THE Archive Service of Donegal County Council is trying to locate relations of the late Daniel Doherty, who left Malin Head for Boston in the early 1900s and made a name for himself in the Irish political scene there.
Niamh Brennan, Donegal County Archivist, hopes to develop a travelling exhibition next year based on the archive’s collection of Mr Doherty’s papers, which include letters from John F. and Robert F. Kennedy and Charles DeGaulle. Daniel Doherty died in the 1970s.
“He had quite an amazing life,” Niamh said.
Niamh Brennan, with some of the rich collection of records held by the Archive Service.
The archives give voice to the rich history of Donegal and its people, through the records and writings of organisations and individuals. As archivist, Niamh not only catalogues, researches and maintains the collections, but finds creative ways to bring them to the public.
“Over the last twenty odd years we’ve acquired more and more, which means we’ve a really good collection for Donegal,” Niamh said.
Archives are documents, such as minutes of county meetings, letters, maps, drawings, blueprints, manuscripts, literature and other records. They tell us what generations of Donegal people said and did – even, at times, what they thought.
The more personal pieces often draw the most attention. Niamh was interviewed by RTÉ News last year when the archive discovered a 19th-century Valentine’s Day letter in the collection of the Steele Nicholson family of Falmore House, Gleneely, Inishowen. This summer they were in the news after receiving documents related to the opening of the Coláiste Uladh building in Gorthork fifty years ago, including a letter from President Eamon de Valera to Breandán Mac Cnáimhsí, coláiste president.
A page from the minutes of the Inishowen Workhouse, held in the collection of the Archive Service.
The archive also produces booklets and other publications, and Niamh curated the exhibition, A Trek Through Time, which is travelling the county and uses photographs, letters, official documents, newspaper articles, and other archive items to illustrate themes and events from the past 250 years. She is working with the museum on an exhibition on emigration for the autumn.
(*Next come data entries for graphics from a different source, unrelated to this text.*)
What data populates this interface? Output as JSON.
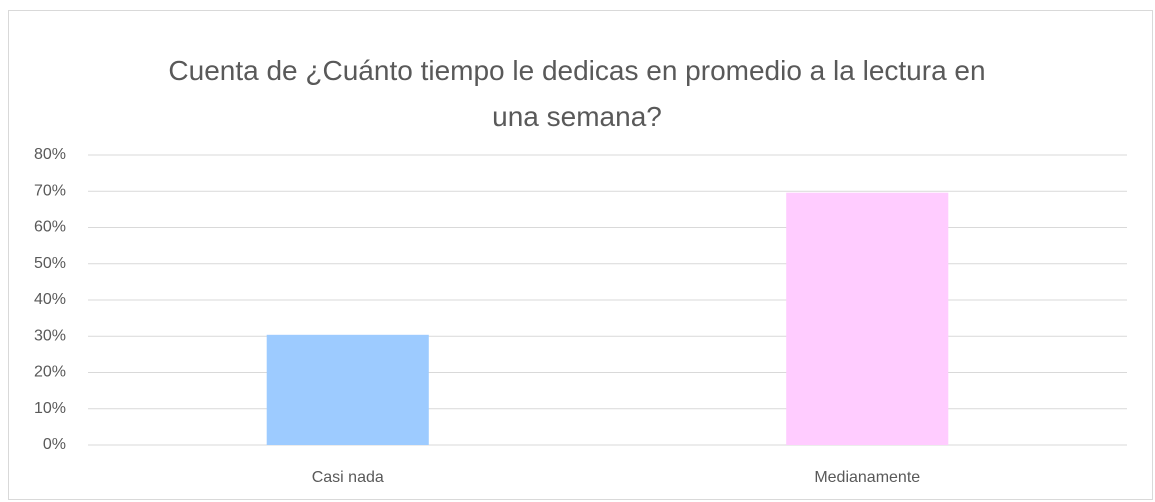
{
  "chart_data": {
    "type": "bar",
    "title": "Cuenta de ¿Cuánto tiempo le dedicas en promedio a la lectura en una semana?",
    "categories": [
      "Casi nada",
      "Medianamente"
    ],
    "values": [
      30.4,
      69.6
    ],
    "colors": [
      "#9dcbff",
      "#ffccff"
    ],
    "ylim": [
      0,
      80
    ],
    "yticks": [
      {
        "value": 0,
        "label": "0%"
      },
      {
        "value": 10,
        "label": "10%"
      },
      {
        "value": 20,
        "label": "20%"
      },
      {
        "value": 30,
        "label": "30%"
      },
      {
        "value": 40,
        "label": "40%"
      },
      {
        "value": 50,
        "label": "50%"
      },
      {
        "value": 60,
        "label": "60%"
      },
      {
        "value": 70,
        "label": "70%"
      },
      {
        "value": 80,
        "label": "80%"
      }
    ],
    "grid": true
  }
}
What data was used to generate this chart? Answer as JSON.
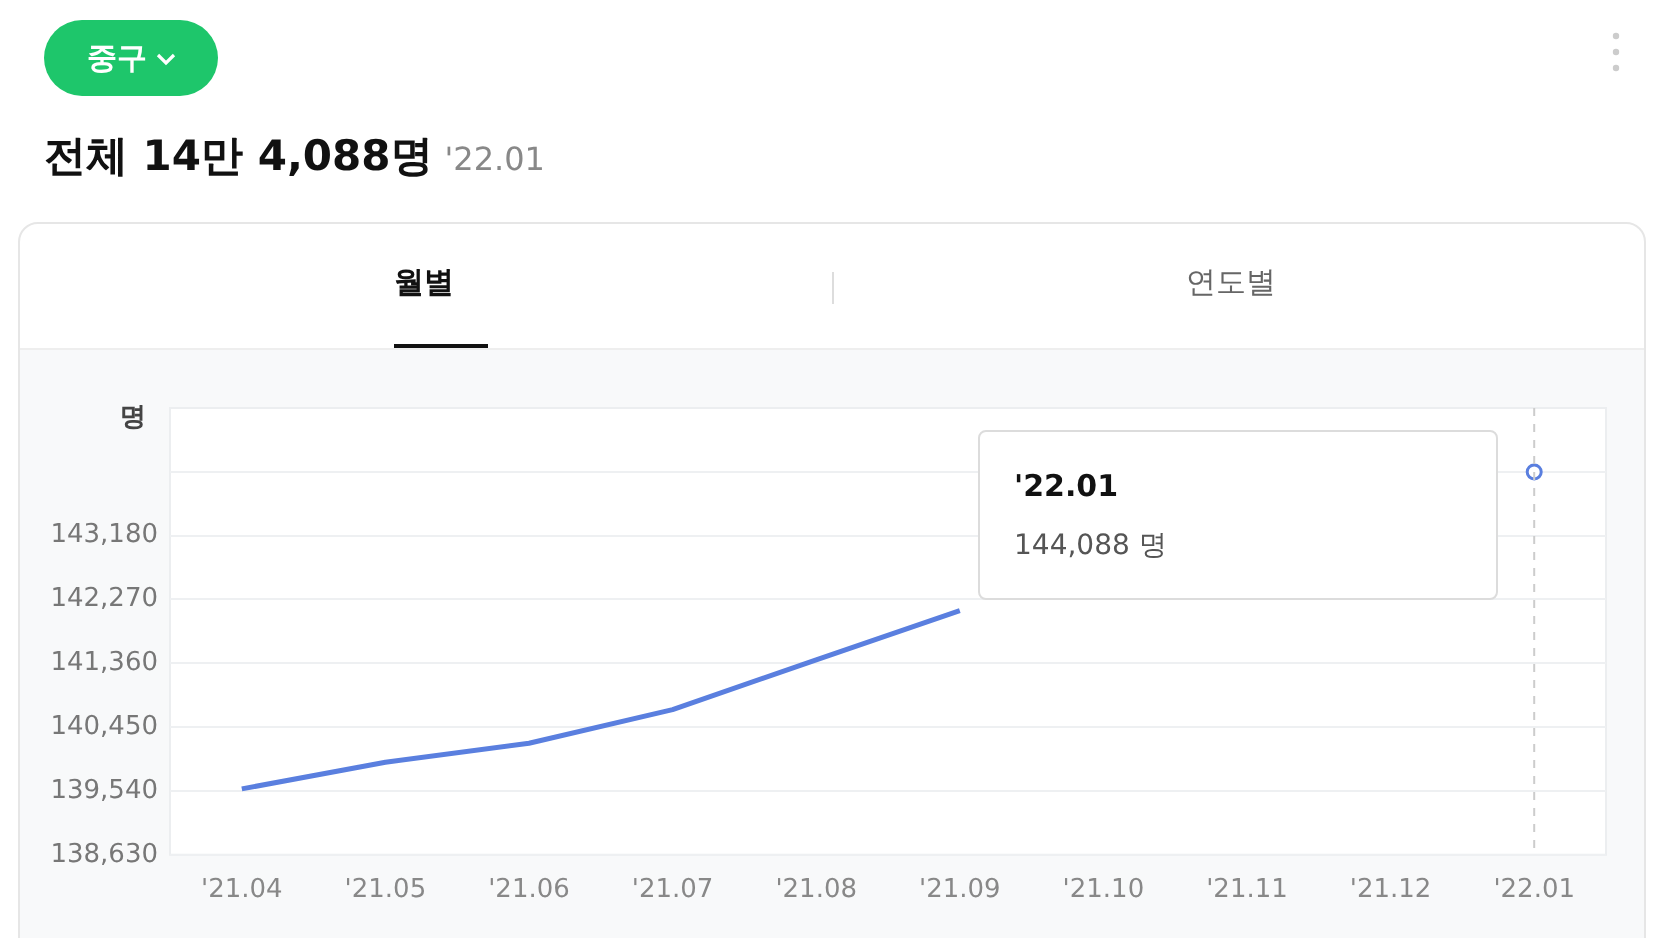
{
  "chart_data": {
    "type": "line",
    "title": "전체 14만 4,088명",
    "subtitle": "'22.01",
    "ylabel": "명",
    "categories": [
      "'21.04",
      "'21.05",
      "'21.06",
      "'21.07",
      "'21.08",
      "'21.09",
      "'21.10",
      "'21.11",
      "'21.12",
      "'22.01"
    ],
    "series": [
      {
        "color": "#5a7fdf",
        "values": [
          139570,
          139950,
          140220,
          140700,
          141410,
          142110,
          null,
          null,
          null,
          144088
        ]
      }
    ],
    "ylim": [
      138630,
      145000
    ],
    "yticks": [
      {
        "value": 138630,
        "label": "138,630"
      },
      {
        "value": 139540,
        "label": "139,540"
      },
      {
        "value": 140450,
        "label": "140,450"
      },
      {
        "value": 141360,
        "label": "141,360"
      },
      {
        "value": 142270,
        "label": "142,270"
      },
      {
        "value": 143180,
        "label": "143,180"
      },
      {
        "value": 144090,
        "label": null
      }
    ],
    "grid": "y",
    "legend": false,
    "ref_lines": [
      {
        "axis": "x",
        "value": "'22.01",
        "line_style": "dashed",
        "color": "#cccccc"
      }
    ],
    "annotations": [
      "중구",
      "월별",
      "연도별",
      "'22.01",
      "144,088 명"
    ]
  }
}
The growing collection means that space is a challenge – even with two additional rented storage spaces, it’s getting tight. Still, Niamh encourages people to contact the archive before they throw away something that could be of significance to the history or culture of the county.
“We try to get out the message that before you destroy anything to come to the archives first to see if it’s worth preserving,” she said. If a document is worth preserving, Niamh will find room.